Site icon Daerahkita

Warga Probolinggo Ambil Paksa Jenazah Pasien COVID-19, 9 Saksi Diperiksa

Probolinggo

Sekelompok warga Kabupaten Probolinggo mengambil paksa jenazah pasien COVID-19 di RSUD Waluyo Jati. Kini polisi memeriksa 9 saksi.

“Kasus perusakan dan ambil paksa jenazah COVID-19, kami melakukan penyelidikan, dan melakukan pendalaman atas kasus tersebut.
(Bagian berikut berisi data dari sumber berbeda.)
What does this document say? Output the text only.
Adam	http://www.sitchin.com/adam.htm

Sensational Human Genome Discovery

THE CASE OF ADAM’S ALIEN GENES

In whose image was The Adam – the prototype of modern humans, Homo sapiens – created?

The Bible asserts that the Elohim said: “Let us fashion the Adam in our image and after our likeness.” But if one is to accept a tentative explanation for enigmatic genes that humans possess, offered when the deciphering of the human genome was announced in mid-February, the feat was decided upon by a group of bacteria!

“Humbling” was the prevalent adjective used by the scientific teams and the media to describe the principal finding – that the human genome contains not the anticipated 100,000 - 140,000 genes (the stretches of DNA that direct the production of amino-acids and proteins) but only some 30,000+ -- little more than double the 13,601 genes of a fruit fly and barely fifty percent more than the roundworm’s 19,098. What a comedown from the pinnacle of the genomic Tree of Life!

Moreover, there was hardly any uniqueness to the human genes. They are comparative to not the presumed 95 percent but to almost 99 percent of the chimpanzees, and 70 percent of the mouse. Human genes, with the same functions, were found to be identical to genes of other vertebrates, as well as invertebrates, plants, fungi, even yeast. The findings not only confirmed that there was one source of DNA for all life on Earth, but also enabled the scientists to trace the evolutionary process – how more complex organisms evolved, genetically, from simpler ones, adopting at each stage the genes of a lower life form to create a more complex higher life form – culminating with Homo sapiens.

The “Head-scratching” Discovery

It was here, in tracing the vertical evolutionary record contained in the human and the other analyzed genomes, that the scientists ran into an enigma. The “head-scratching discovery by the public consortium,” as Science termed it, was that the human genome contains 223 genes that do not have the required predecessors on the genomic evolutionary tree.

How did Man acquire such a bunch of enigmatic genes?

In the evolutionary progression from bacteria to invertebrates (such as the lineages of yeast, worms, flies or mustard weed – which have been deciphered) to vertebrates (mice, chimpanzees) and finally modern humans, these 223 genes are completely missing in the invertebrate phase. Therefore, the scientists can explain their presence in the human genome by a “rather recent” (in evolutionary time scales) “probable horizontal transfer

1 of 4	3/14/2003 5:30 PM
Dan jika nama-nama terduga pelaku muncul, maka akan kami tetapkan dan statusnya sebagai tersangka. Total ada 9 saksi kami periksa, di antaranya saksi kami periksa dari tenaga kesehatan dan saksi saat kejadian ada di lokasi RSUD Waluyo Jati Kraksaan,” ujar Kapolres Probolinggo AKBP Ferdy Irawan, Selasa (19/1/2021).

“Rencana tracing kami sudah koordinasikan dengan pihak perangkat desa dan Satgas COVID-19. Rencana tracing terhadap keluarga dan warga yang ikut mengambil paksa jenazah tersebut,” imbuhnya.

Peristiwa itu terjadi pada Minggu (17/1) pukul 22.00 WIB. Warga Desa Kalibuntu, Kecamatan Kraksan, Kabupaten Probolinggo datang ke RSUD Waluyo Jati dan mengambil paksa jenazah R (47), pasien COVID- 19. Mereka juga merusak fasilitas rumah sakit.

Polisi akan memanggil siapa saja yang terlibat dalam peristiwa tersebut. Pihak kepolisian berharap, tokoh masyarakat dan agama di Desa Kalibuntu sukarela menyerahkan para pelaku perusakan, dan mengambil paksa jenazah pasien COVID-19.

AKBP Ferdy mengimbau warga untuk tidak melakukan perbuatan melawan hukum. Atau mematuhi anjuran pemerintah soal protokol kesehatan, agar wabah Corona segera selesai, dan masyarakat bisa kembali hidup normal.